Direct Assignments shall be allocated from a separate super-block to
allow for LIRs to filter. Subsequent direct assignments to end sites

Organization's assignment size may be increased to the next larger
prefix (to a maximum of /44) when the organization demonstrates any
of the following criteria:

1. 50% of the assigned /64 subnets are utilized
2. 50% of the /48 subnets are assigned and utilized to unique
ASN assignments

Organizations which request and can justify assignments larger than /44 
shall qualify as LIRs and must make application for an allocation under 
policies applicable to an LIR, except that they shall be exempted from 
the requirement to assign addresses to other organizations.

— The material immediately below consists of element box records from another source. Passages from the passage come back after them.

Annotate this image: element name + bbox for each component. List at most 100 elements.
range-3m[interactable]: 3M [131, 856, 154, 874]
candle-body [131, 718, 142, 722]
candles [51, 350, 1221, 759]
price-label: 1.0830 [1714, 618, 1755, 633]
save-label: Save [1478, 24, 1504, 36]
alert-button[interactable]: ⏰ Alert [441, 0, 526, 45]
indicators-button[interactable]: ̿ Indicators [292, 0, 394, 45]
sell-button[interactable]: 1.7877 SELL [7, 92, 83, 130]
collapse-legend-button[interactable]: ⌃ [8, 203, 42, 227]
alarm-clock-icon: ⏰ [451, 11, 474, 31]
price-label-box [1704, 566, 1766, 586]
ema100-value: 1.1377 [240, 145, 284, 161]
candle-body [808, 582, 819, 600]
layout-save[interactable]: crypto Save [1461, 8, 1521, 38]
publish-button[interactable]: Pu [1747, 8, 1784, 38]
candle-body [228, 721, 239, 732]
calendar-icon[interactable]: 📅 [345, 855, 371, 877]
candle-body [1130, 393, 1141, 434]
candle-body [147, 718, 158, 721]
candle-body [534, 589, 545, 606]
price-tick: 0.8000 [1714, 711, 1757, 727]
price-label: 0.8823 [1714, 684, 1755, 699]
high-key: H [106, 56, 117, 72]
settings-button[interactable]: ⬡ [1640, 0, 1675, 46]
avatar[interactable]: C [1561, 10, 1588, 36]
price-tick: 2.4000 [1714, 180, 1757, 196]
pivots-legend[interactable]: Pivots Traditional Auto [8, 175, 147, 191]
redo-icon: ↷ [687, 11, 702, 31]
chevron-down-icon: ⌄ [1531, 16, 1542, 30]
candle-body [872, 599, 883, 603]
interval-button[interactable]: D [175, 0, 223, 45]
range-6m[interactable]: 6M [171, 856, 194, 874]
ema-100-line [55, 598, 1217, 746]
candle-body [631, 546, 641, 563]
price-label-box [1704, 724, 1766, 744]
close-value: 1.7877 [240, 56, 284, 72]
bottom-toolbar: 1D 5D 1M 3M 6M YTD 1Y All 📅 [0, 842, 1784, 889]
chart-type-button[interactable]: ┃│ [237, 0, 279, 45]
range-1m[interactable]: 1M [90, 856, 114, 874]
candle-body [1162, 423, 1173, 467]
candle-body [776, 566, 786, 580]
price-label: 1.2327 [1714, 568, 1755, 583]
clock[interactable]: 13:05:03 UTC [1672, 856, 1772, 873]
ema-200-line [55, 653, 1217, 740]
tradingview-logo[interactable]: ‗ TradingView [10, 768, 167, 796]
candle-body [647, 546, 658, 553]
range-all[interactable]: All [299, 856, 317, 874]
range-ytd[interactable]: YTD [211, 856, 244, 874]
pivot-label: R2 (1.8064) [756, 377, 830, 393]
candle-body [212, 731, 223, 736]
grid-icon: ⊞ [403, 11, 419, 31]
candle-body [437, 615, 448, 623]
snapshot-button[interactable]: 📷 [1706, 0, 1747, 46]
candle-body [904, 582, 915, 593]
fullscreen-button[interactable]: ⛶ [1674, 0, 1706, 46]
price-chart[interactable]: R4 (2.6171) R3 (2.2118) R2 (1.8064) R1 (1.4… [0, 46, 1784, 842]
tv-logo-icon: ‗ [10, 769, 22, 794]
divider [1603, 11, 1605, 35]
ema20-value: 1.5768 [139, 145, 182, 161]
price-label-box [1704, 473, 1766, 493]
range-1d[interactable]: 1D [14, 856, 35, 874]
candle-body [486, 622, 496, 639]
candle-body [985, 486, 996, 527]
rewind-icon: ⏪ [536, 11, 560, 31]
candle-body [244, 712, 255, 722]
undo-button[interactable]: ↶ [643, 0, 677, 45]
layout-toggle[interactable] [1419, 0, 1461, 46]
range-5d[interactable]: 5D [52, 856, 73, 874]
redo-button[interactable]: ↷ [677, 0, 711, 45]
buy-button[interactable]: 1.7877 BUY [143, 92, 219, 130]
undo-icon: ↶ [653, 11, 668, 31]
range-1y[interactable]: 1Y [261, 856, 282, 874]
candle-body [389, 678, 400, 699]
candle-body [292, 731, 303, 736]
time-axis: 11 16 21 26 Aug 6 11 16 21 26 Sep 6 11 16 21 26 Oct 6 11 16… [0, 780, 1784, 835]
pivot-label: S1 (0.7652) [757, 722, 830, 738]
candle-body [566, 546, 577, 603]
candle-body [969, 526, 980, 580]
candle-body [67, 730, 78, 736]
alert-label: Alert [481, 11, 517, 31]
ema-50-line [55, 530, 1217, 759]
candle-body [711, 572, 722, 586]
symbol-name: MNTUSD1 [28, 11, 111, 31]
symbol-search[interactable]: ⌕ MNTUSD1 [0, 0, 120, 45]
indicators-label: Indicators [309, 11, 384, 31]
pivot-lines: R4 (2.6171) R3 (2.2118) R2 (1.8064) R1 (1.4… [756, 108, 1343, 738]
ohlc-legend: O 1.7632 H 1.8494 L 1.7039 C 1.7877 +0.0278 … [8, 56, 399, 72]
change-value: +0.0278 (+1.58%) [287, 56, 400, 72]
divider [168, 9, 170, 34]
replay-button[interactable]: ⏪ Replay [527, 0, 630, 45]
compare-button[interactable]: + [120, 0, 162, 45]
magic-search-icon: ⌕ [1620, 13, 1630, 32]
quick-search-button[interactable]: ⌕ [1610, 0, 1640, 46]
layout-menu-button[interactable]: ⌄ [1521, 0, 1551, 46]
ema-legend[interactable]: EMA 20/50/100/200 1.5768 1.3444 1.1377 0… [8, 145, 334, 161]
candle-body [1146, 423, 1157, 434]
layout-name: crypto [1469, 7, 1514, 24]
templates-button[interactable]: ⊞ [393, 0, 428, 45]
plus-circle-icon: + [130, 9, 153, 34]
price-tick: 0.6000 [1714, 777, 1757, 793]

Only one direct assignment may be made to an end site organization under 
Section 6.5.8

Policy Rationale

This policy is proposed as an alternative to the existing 2005-1 policy 
proposal. This policy is intended to be more conservative that the 
existing proposed 2005-1 policy. While this policy does allow PI 
assignments to end-sites, it limits the scope to current IPv4 holders 
with direct assignments. A more conservative policy is desirable as the 
first IPv6 PI policy.

Current ARIN policy does not permit an end-site from obtaining a 
Provider Independent IPv6 address block directly from ARIN. There is 
currently no viable IPv6 multihoming method available for these 
end-sites. Shim6 & other methods have been proposed as a possible method 
to meet multihoming requirements. Today, no implementation or 
alternatives exist to “traditional” IPv4 multihoming which announces 
unique address space from an ASN.

The largest end-sites (corporations & content providers) have the 
greatest to gain and/or lose by not having an available method to 
multihome. While IPv6 provides for stateless auto configuration for end 
hosts, no new methods for renumbering the infrastructure are available. 
The cost and complexity of renumbering these large organizations makes 
it essential to provide stable address resources which are not assigned 
from a LIR.

The lack of an end-site assignment policy is currently preventing the 
real planning and deployment of IPv6 networks in these organizations.

Other policy proposals (2005-1) addressing this issue have been 
presented at the ARIN 15 & 16 meetings. This policy proposal attempts to 
address the issues that were raised on the ppml mailing list and at the 
public policy meetings for 2005-1.

Specifically, the main issue surrounding the creation of consensus on 
this policy appears to be the criteria for which end-sites should be 
able to obtain an endsite assignment. Concerns have been raised about 
the creation of a new IPv6 “swamp” by having a policy that is too 
lenient. This issue is addressed in the policy by limiting the endsite 
assignments to current organizations with a modest IPv4 assignment.

The assignment of IPv4 resources is orthogonal to the assignment of IPv6 
addresses. However, the use of existing IPv4 assignments and ARIN 
membership are postulated as an appropriate regulator for the initial 
assignments under an IPv6 endsite policy. It is reasonable to consider 
changes to the membership and IPv4 assignment requirements in the 
future. This review should be conducted after the endsite assignment 
policy has been in place long enough to understand the demand for 
endsite IPv6 assignments and the development of IPv6 networks have matured.

This policy proposal does not attempt to address the assignment needs 
for endsites which currently do not have IPv4 assignments.